Wouldn’t it be ironic if it were actually haunted then?  How could you tell?  It would be awful to be that ghost, I think.  There you are, restlessly plaguing your patch of ground and doing your best to frighten the pre-dead, and everyone thinks you’re just another cast member in makeup.  It would be enough to make you hang up your chains and take the rest of the year off.

Do ghosts get vacations?  How would that even work?  Someone should look into that.

So going back there wasn’t much of an option.  Fortunately, there are about fifteen thousand other Haunted Houses in Wisconsin.  Unfortunately, Wisconsin is not exactly Rhode Island, a state George Washington probably practiced throwing silver dollars across in order to warm up to his big moment on the Potomac.  It took a while to find one that was both suitably interesting and also not three hours away.  But Lauren is nothing if not diligent when this sort of thing is on the line, and eventually she settled on one that was within a reasonable drive.

Then, of course, came the costuming.  Because you know you can’t just go to one of these things in your street clothes.  What would be the fun of that?  Nothing.  Nothing would be the fun of that.  Nothing at all. 

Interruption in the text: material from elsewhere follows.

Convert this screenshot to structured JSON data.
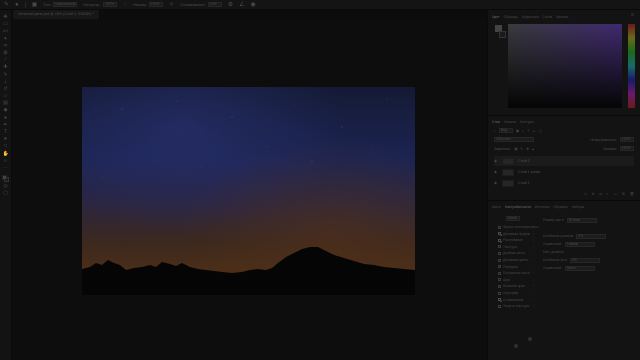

Now, ordinarily, these costumes would pick up on the Halloween Is Scary theme that the Haunted House itself represents, but then Lauren and her friends are not ordinary people.  So, as with last year, they went to the Haunted House in their fuzzy animal onezies.

You cannot imagine how popular this made them.  Everyone knew who they were.

We drove on up and eventually found the place, and – after confirming that it was actually open, which was not actually very obvious from the road and required driving along a pumpkin-lined path for a good quarter of a mile before signs of life appeared – got in line for tickets.  A flat fee got you admission into all of the various attractions, while simultaneously attracting the attention of the requisite deranged clown.

He turned out to be a pretty decent guy, once you got to know him.

Lauren and her friends then disappeared into the cavernous tent holding the line to get in, a tent filled with people (many in costume, though none as fetching as our heroines), loud music (mostly death metal, but occasionally Neil Diamond [seriously]), and, most important of all, no dads.

Yes, they’re old enough to handle all this by themselves.

So I wandered on over to this year’s version of the Dad Tent and made myself as comfortable as I could in an unheated tent on a 30F night at a venue where nobody thought to sell hot beverages.  There were a few other Dads there too, and we chatted amiably.  They all remarked on the fuzzy animal onezies.  Sometimes we drifted off into our own concerns – I brought a book, for example, because that’s how I roll.  For a while we were joined by a young woman whose friends had not succeeded in getting her to go into the actual attraction even though she had paid for her ticket, largely because of her terrible fear of clowns.  We dads kept her company and protected her from the demented clown whenever he wandered by, though eventually the clown got the hint and tactfully left her alone.  We never did get a good answer as to why she was there in the first place.

They always put the Dad Tent at the end, where everyone funnels through to the exit.  This way you don’t miss your charges.  It took an hour for Lauren and her friends to get into the place, and another forty-five minutes or so to go through it, but eventually they appeared.

The consensus was that this Haunted House was not as scary as last years, but it was more fun.  So, win.

The other consensus was that Haunted Houses make you thirsty, so on the way home we stopped at a local convenience center for some tasty caffeine-free beverages.

The fuzzy animal onezies just made everyone’s night there too.